I'm certainly not confused, but those trying to make that distinction might be. His political and sociological theories followed directly from his economic theories - refuting the labor theory of value is really sufficient to defeat Marx entirely, or at least eliminate anything that wasn't already said better by Hegel.
OK, sorry for the superfluous advice then. I have only had a cursory glance at your discussion.
Marx burrowed the idea of history from Hegel.
For Marx history is the process of social changes. When that process of changes reaches it's end, you have Marx's end of history. For Marx that's a communist society in which all workers get equal pay and life happily ever after. Afterwards there are no social changes, therefore there's no history.

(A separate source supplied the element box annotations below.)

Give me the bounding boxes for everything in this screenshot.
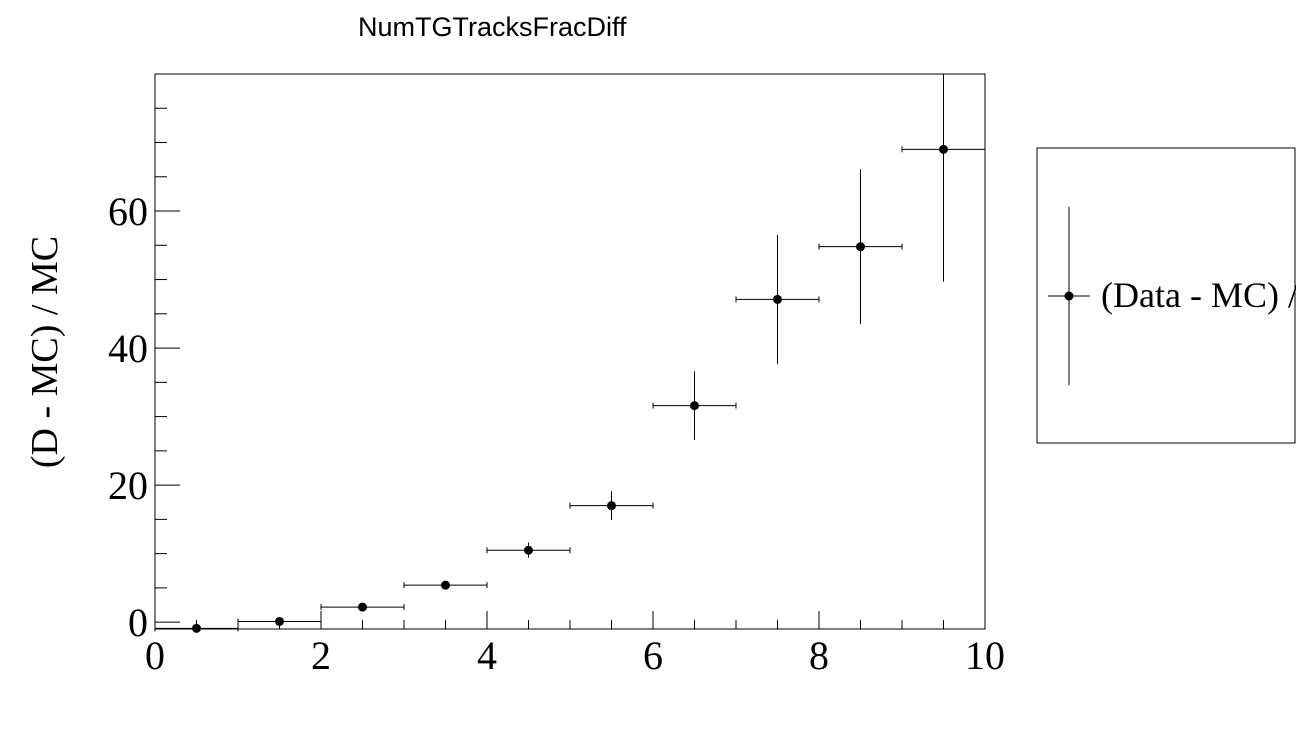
- marker: [607, 501, 616, 511]
- plot-frame: [154, 73, 986, 630]
- y-tick-label: 60: [108, 189, 148, 234]
- data-point: [154, 623, 239, 633]
- data-series: [154, 74, 986, 633]
- axes: 0 2 4 6 8 10 0 20 40 60: [108, 73, 1005, 678]
- data-point: [901, 74, 986, 282]
- legend-label: (Data - MC) /: [1101, 275, 1296, 315]
- data-point: [735, 235, 820, 364]
- legend-box: [1036, 147, 1296, 444]
- marker: [856, 242, 865, 252]
- data-point: [486, 542, 571, 558]
- data-point: [403, 580, 488, 590]
- x-tick-label: 4: [477, 633, 497, 678]
- y-axis-label: (D - MC) / MC: [24, 236, 66, 468]
- y-tick-label: 20: [108, 463, 148, 508]
- x-tick-label: 0: [145, 633, 165, 678]
- marker: [690, 401, 699, 411]
- marker: [441, 580, 450, 590]
- data-point: [652, 371, 737, 440]
- marker: [773, 294, 782, 304]
- data-point: [320, 602, 405, 612]
- marker: [275, 616, 284, 626]
- chart-title: NumTGTracksFracDiff: [358, 12, 627, 42]
- x-tick-label: 2: [311, 633, 331, 678]
- data-point: [237, 616, 322, 626]
- marker: [358, 602, 367, 612]
- legend-marker: [1048, 207, 1090, 385]
- x-tick-label: 8: [809, 633, 829, 678]
- x-tick-label: 10: [965, 633, 1005, 678]
- data-point: [818, 169, 903, 325]
- data-point: [569, 491, 654, 521]
- x-tick-label: 6: [643, 633, 663, 678]
- y-tick-label: 0: [128, 600, 148, 645]
- marker: [524, 545, 533, 555]
- y-tick-label: 40: [108, 326, 148, 371]
- marker: [939, 144, 948, 154]
- marker: [192, 623, 201, 633]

Marx makes a prediction that this communist society will come about. Things that move the world closer to that prediction are morally good for Marx.
I've seen several compelling arguments along similar lines.
Compelling? Do you mean compelled to reject the premises or compelled to accept the conclusion?
Mostly, I was compelled to author the grandparent comment. So not very compelling.
That's not completely relevant, as "the meek shall inherit the earth" was a Christian claim.
I'd say that's like putting the blame for the battle of Normandy on democracy.
Very, very well put! (FYI, Eugine_Nier appears to be pro-democracy)
Uru uru uru... ur'f nyernql trggvat zber Znekvfg, abj gb nqq fbzr Ynpna sbe znkvzhz cbgrapl... qnza, Mvmrx unfa'g jevggra nalguvat nobhg ubj gb fcvxr crbcyr'f qvfphffvbaf jvgu Ynpnavna Serhqvfz! Tnu, guvf Serhqb-Znekvfz qnex fbeprel vf pbzcyvpngrq!
^ looks just right in rot13, too! Black Speech!
I can't tell whether you understood my point, or completely misunderstood it. I don't see where I was "thinking like a Marxist".
Not in this comment specifically - just a general thing about your view of economics' relation to social structures having similar focus (determinism etc) to the Marxist view. TimS has called you out on it recently, no?
But still, "moral fashion doesn't ever cause revolutions on its own" is a statement any Marxist would sign under. So in this regard you ironically proved closer to Marxism than the view you kinda-opposed as insufficiently strongly worded ("causal link about as evident as for crusades and Christianity"). See?
Ok, so you did misunderstand my intent.
My point, was mainly that the Crusades are not a good example of "religion causes people to do something evil".
Wait, why are the Crusades not a good example of religion causing people to do evil things? Do you think they weren't evil, or that religion wasn't to blame?
That depends on what you mean by those terms. Was the battle of Normandy a good thing?
I'm confused. Yes, D-Day was a good thing. Yes, D-Day was violence in service of democracy.
What does this have to do with whether (1) the Crusades were a good thing, or (2) whether religion (particularly Catholicism) was a substantial cause of the Crusades?
That religion wasn't to blame. Read the grandparents, most notably this.
EDIT: Wait, no. I had that backwards.
TGGP defends economic determinism here.
Heh! Cool, thanks.
Did the (nominal) Christians who did violent and terrible things forget God too?
Aleksandr Solzhenitsyn doesn't speak about "why people do violent things?" in the quote but about why the Russian revolution happened.